Above we discussed how we might design an experimental tool and select participants and what opportunities and challenges digital systems have for the content of experiments. We did not discuss how we assign participants to the experimental conditions. There are two broad categories of how to design experimental studies: between subjects and within subjects.
The between-subjects approach is more common. Each participant is assigned to a single treatment (or control) condition. Code Example 7.1 illustrates how this approach might look through code in the interactive systems. Subjects are randomly assigned into treatment 1, treatment 2 or control conditions. To analyse if the experiment had impact, researchers evaluate if there are differences in the output measures of the research, and evaluations are conducted between experimental subjects. The method allows researchers to examine clear impacts of particular treatments as long as participants in all conditions are similar. Thus, the researcher just needs to measure if participants differed to a large-enough degree between the conditions but were sufficiently similar in background variables.
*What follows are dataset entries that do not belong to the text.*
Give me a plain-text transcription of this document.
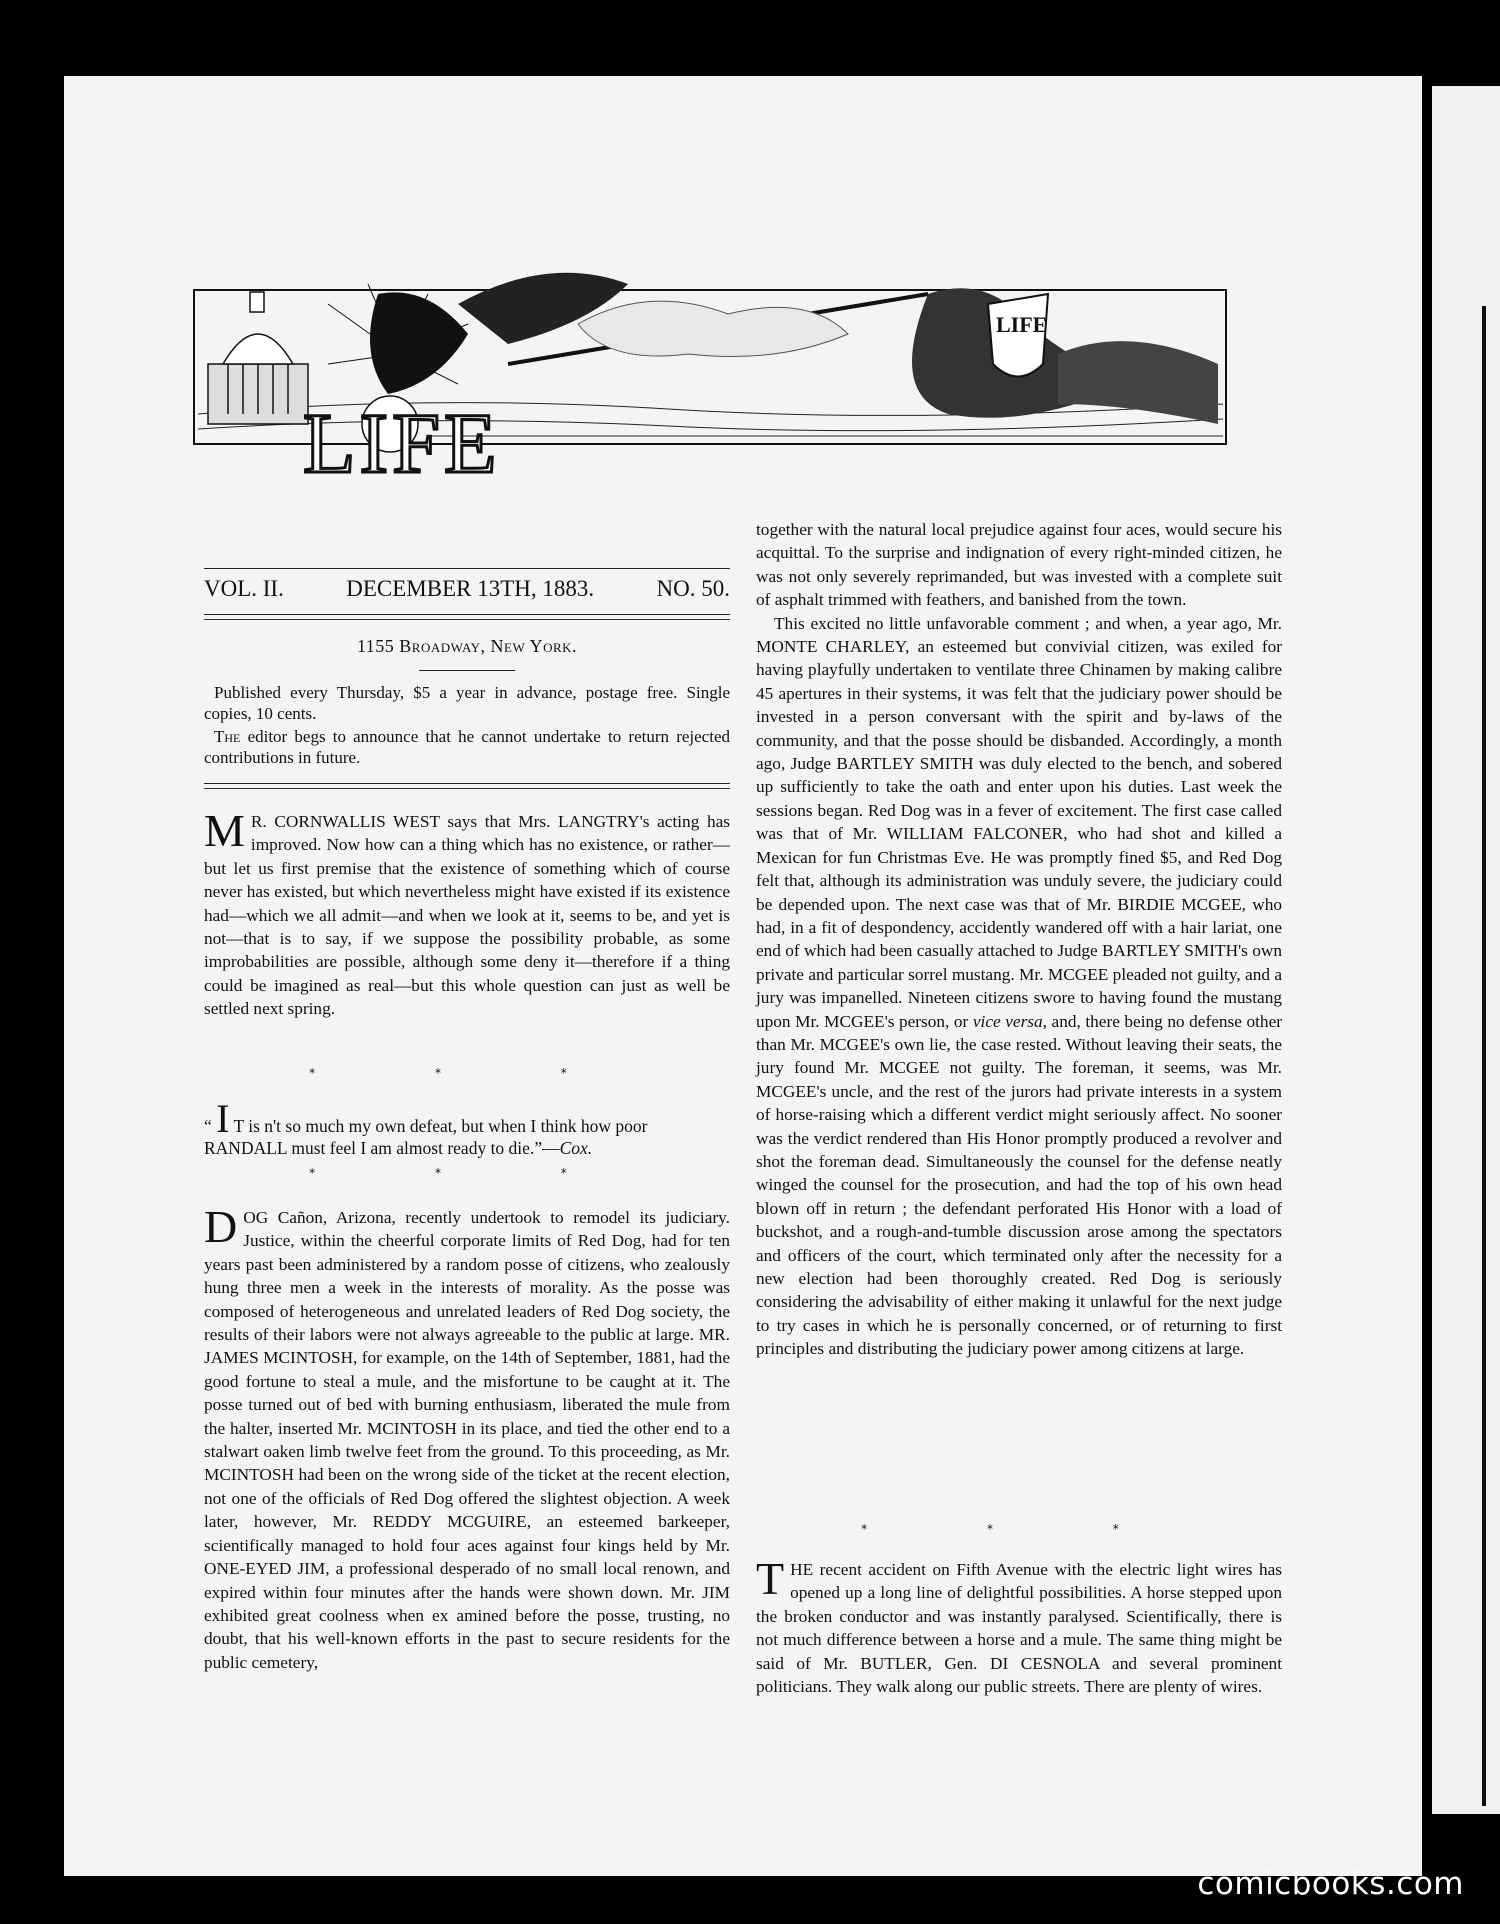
LIFE
LIFE
VOL. II.	DECEMBER 13TH, 1883.	NO. 50.
1155 Broadway, New York.

Published every Thursday, $5 a year in advance, postage free. Single copies, 10 cents.

The editor begs to announce that he cannot undertake to return rejected contributions in future.

M R. CORNWALLIS WEST says that Mrs. LANGTRY's acting has improved. Now how can a thing which has no existence, or rather—but let us first premise that the existence of something which of course never has existed, but which nevertheless might have existed if its existence had—which we all admit—and when we look at it, seems to be, and yet is not—that is to say, if we suppose the possibility probable, as some improbabilities are possible, although some deny it—therefore if a thing could be imagined as real—but this whole question can just as well be settled next spring.

* * *
“ I T is n't so much my own defeat, but when I think how poor RANDALL must feel I am almost ready to die.”—Cox.
* * *

DOG Cañon, Arizona, recently undertook to remodel its judiciary. Justice, within the cheerful corporate limits of Red Dog, had for ten years past been administered by a random posse of citizens, who zealously hung three men a week in the interests of morality. As the posse was composed of heterogeneous and unrelated leaders of Red Dog society, the results of their labors were not always agreeable to the public at large. MR. JAMES MCINTOSH, for example, on the 14th of September, 1881, had the good fortune to steal a mule, and the misfortune to be caught at it. The posse turned out of bed with burning enthusiasm, liberated the mule from the halter, inserted Mr. MCINTOSH in its place, and tied the other end to a stalwart oaken limb twelve feet from the ground. To this proceeding, as Mr. MCINTOSH had been on the wrong side of the ticket at the recent election, not one of the officials of Red Dog offered the slightest objection. A week later, however, Mr. REDDY MCGUIRE, an esteemed barkeeper, scientifically managed to hold four aces against four kings held by Mr. ONE-EYED JIM, a professional desperado of no small local renown, and expired within four minutes after the hands were shown down. Mr. JIM exhibited great coolness when ex amined before the posse, trusting, no doubt, that his well-known efforts in the past to secure residents for the public cemetery,

together with the natural local prejudice against four aces, would secure his acquittal. To the surprise and indignation of every right-minded citizen, he was not only severely reprimanded, but was invested with a complete suit of asphalt trimmed with feathers, and banished from the town.

This excited no little unfavorable comment ; and when, a year ago, Mr. MONTE CHARLEY, an esteemed but convivial citizen, was exiled for having playfully undertaken to ventilate three Chinamen by making calibre 45 apertures in their systems, it was felt that the judiciary power should be invested in a person conversant with the spirit and by-laws of the community, and that the posse should be disbanded. Accordingly, a month ago, Judge BARTLEY SMITH was duly elected to the bench, and sobered up sufficiently to take the oath and enter upon his duties. Last week the sessions began. Red Dog was in a fever of excitement. The first case called was that of Mr. WILLIAM FALCONER, who had shot and killed a Mexican for fun Christmas Eve. He was promptly fined $5, and Red Dog felt that, although its administration was unduly severe, the judiciary could be depended upon. The next case was that of Mr. BIRDIE MCGEE, who had, in a fit of despondency, accidently wandered off with a hair lariat, one end of which had been casually attached to Judge BARTLEY SMITH's own private and particular sorrel mustang. Mr. MCGEE pleaded not guilty, and a jury was impanelled. Nineteen citizens swore to having found the mustang upon Mr. MCGEE's person, or vice versa, and, there being no defense other than Mr. MCGEE's own lie, the case rested. Without leaving their seats, the jury found Mr. MCGEE not guilty. The foreman, it seems, was Mr. MCGEE's uncle, and the rest of the jurors had private interests in a system of horse-raising which a different verdict might seriously affect. No sooner was the verdict rendered than His Honor promptly produced a revolver and shot the foreman dead. Simultaneously the counsel for the defense neatly winged the counsel for the prosecution, and had the top of his own head blown off in return ; the defendant perforated His Honor with a load of buckshot, and a rough-and-tumble discussion arose among the spectators and officers of the court, which terminated only after the necessity for a new election had been thoroughly created. Red Dog is seriously considering the advisability of either making it unlawful for the next judge to try cases in which he is personally concerned, or of returning to first principles and distributing the judiciary power among citizens at large.

* * *

THE recent accident on Fifth Avenue with the electric light wires has opened up a long line of delightful possibilities. A horse stepped upon the broken conductor and was instantly paralysed. Scientifically, there is not much difference between a horse and a mule. The same thing might be said of Mr. BUTLER, Gen. DI CESNOLA and several prominent politicians. They walk along our public streets. There are plenty of wires.

comicbooks.com
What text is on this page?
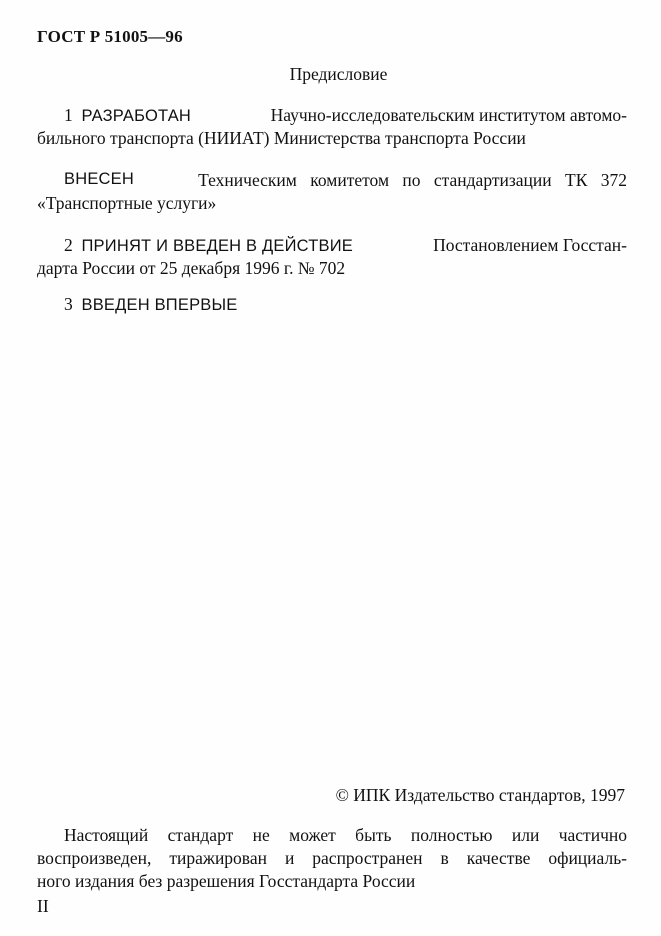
ГОСТ Р 51005—96
Предисловие
1 РАЗРАБОТАН	Научно-исследовательским институтом автомо-
бильного транспорта (НИИАТ) Министерства транспорта России
ВНЕСЕН	Техническим комитетом по стандартизации ТК 372
«Транспортные услуги»
2 ПРИНЯТ И ВВЕДЕН В ДЕЙСТВИЕ	Постановлением Госстан-
дарта России от 25 декабря 1996 г. № 702
3 ВВЕДЕН ВПЕРВЫЕ
© ИПК Издательство стандартов, 1997
Настоящий стандарт не может быть полностью или частично
воспроизведен, тиражирован и распространен в качестве официаль-
ного издания без разрешения Госстандарта России
II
There is an alternative approach: exposing participants to several conditions. This within-participant research design may be useful for research questions that seek participants to compare and evaluate their experiences. Alternatively, if there is a need to limit the number of participants, the within-participant approach allows testing several treatments for each participant. However, exposing participants to several conditions opens up methodological challenges. How are differences caused by treatments but not other factors like learning or fatigue? We should not expose participants always to conditions A, B and C in the same order but change the order. This is known as the Latin square design process, as illustrated in Code Example 7.2. The Latin square indicates that each of the three treatments (A, B and C) is once first, second and third in the ordering. The participants are distributed across three different conditions, corresponding to different orderings of the three treatments. This means that the same number of participants were exposed to treatment A as the first, as the second or as the third option, enabling similar statistical analysis as in the previous condition.
With this section, the exposure approaches are exactly similar when working with interactive systems as when working with traditional experimental approaches. The biggest difference is that you may need to use code to explicate the assignment criteria by programming them into the interactive system rather than using other means. The common approach is to run between-subjects, and if platforms decrease the cost and time required for massive studies, this may become even more common. However, the within-subjects research approach may provide benefits in special cases and allow more imagination for experimental design.